Die Verwaltungsgemeinschaft sei nur Verwaltungsbehörde und habe daher keinen verfassungsrechtlichen Bestandsschutz. Außerdem sei die erfüllende Gemeinde eine besondere Form der VG, dies mache schon ein Blick in die Thüringer Kommunalordnung schnell deutlich, erläutert Kuschel. Berninger ergänzt: “Die bisherige Haltung der Mehrzahl der VG-Mitgliedsgemeinden würde die Pläne von Kirchheim blockieren. Hier kann man also auch nur einseitig von 'Freiwilligkeit' sprechen. Auch diese Blockade wäre beklagbar. Das Land muss alle Interessen abwägen und der Landtag nimmt diese Verantwortung sehr ernst“.

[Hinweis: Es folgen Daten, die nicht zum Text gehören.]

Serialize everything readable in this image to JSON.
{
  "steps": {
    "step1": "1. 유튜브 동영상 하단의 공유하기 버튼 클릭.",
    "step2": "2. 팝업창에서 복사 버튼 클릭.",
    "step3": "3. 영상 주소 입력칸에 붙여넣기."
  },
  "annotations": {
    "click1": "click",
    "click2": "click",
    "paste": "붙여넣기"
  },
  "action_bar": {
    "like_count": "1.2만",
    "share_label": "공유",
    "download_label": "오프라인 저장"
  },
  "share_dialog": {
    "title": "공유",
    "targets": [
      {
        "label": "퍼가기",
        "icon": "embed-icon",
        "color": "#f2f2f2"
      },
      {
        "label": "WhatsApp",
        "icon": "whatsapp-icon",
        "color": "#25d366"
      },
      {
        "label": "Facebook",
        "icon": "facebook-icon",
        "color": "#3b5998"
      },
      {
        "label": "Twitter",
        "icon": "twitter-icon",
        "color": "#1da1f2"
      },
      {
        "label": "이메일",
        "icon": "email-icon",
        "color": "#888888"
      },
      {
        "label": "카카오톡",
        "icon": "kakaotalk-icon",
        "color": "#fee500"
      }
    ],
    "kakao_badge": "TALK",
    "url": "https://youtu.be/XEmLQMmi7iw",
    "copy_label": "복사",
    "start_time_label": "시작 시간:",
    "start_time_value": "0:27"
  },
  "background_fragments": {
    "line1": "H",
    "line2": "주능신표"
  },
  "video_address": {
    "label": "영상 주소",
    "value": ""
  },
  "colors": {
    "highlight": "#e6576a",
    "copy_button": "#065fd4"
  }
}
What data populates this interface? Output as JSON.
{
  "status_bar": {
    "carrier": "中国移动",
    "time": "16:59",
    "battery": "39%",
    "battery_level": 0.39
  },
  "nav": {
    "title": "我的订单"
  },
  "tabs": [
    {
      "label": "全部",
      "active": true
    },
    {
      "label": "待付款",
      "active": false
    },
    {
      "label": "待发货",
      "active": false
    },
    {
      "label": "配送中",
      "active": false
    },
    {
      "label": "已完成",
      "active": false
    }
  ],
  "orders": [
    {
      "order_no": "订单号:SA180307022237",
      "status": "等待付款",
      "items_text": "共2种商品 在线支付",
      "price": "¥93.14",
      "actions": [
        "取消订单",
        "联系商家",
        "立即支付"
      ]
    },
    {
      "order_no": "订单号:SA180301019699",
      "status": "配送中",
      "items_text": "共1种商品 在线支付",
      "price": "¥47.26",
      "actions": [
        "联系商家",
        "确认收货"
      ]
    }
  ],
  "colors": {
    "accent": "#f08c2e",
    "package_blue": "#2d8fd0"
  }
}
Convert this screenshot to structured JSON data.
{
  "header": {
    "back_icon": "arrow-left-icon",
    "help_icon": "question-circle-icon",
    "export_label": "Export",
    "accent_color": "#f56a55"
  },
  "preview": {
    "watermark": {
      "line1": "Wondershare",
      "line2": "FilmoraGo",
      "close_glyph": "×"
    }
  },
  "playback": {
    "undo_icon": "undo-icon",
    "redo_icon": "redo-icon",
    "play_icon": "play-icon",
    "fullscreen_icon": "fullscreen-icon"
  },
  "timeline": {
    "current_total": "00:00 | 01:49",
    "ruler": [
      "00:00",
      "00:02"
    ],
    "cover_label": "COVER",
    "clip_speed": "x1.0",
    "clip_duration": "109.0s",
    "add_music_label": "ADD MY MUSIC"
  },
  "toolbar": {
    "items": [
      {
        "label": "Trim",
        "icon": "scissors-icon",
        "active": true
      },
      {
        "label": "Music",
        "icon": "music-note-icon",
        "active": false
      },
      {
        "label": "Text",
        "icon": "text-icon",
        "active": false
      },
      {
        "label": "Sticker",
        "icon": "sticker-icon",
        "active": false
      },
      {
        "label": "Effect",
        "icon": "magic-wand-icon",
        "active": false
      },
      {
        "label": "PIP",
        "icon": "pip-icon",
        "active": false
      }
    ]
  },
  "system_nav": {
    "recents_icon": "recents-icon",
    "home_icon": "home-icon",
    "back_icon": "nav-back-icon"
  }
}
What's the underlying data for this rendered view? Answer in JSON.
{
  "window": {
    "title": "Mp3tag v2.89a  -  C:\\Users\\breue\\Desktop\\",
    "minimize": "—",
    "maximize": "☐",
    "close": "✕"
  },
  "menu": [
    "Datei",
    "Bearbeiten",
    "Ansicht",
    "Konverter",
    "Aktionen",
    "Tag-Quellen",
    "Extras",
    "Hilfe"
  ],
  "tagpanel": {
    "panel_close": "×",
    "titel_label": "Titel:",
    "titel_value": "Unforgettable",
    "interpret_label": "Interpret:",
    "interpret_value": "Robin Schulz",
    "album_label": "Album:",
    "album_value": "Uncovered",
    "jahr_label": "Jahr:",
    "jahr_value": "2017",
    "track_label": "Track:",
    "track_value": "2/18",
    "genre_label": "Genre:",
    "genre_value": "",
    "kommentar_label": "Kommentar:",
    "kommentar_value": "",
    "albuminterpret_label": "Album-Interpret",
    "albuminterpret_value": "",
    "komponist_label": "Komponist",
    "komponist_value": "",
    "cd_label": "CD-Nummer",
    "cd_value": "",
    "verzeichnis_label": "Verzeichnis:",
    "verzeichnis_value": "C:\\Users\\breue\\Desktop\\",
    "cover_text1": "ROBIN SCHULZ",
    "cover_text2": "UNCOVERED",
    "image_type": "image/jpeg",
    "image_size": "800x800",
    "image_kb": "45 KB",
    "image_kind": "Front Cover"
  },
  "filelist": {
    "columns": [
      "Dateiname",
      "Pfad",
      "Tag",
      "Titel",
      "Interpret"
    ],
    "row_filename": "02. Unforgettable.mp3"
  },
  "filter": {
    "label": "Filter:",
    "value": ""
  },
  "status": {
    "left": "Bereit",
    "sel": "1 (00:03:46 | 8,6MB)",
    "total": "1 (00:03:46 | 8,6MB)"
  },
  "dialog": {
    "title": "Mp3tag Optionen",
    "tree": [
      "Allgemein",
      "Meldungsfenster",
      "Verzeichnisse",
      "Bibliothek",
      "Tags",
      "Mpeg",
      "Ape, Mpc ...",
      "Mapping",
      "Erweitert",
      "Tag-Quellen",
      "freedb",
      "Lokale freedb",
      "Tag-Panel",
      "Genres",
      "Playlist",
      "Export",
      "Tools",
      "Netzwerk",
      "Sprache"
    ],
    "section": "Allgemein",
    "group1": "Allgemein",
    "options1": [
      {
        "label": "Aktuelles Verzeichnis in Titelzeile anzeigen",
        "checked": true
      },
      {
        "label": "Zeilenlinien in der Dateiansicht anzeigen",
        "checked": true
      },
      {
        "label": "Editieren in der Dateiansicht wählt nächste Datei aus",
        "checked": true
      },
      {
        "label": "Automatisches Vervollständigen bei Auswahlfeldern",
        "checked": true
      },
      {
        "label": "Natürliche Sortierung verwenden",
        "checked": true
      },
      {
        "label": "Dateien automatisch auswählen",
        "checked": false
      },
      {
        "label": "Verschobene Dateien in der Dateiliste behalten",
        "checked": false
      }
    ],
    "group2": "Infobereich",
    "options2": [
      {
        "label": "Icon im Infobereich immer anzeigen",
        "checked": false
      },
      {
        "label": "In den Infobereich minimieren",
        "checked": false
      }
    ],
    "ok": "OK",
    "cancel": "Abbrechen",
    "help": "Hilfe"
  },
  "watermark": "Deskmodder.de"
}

„Wer letztlich die Erfüllung übernimmt, wird r2g im Ergebnis der Anhörung entscheiden müssen. Dafür gibt es diese ja. Bisher haben einzelne Bürgermeister der VG nur auf das Land geschimpft. Das wird in der Anhörung keine Wirkung haben. Da zählen nur Fakten und keine Befindlichkeiten oder das Schüren von Ängsten. Anfang Oktober wird es durch den Koalitionsarbeitskreis Innen-/Kommunalpolitik zudem ein Gesprächsangebot an die Bürgermeister und GemeinderätInnen geben. Da können auch weitere Details besprochen werden. Dass es nun im Bereich der VG eigene „Gedankenspiele“ gibt, ist begrüßenswert“, so Berninger und Kuschel abschließend.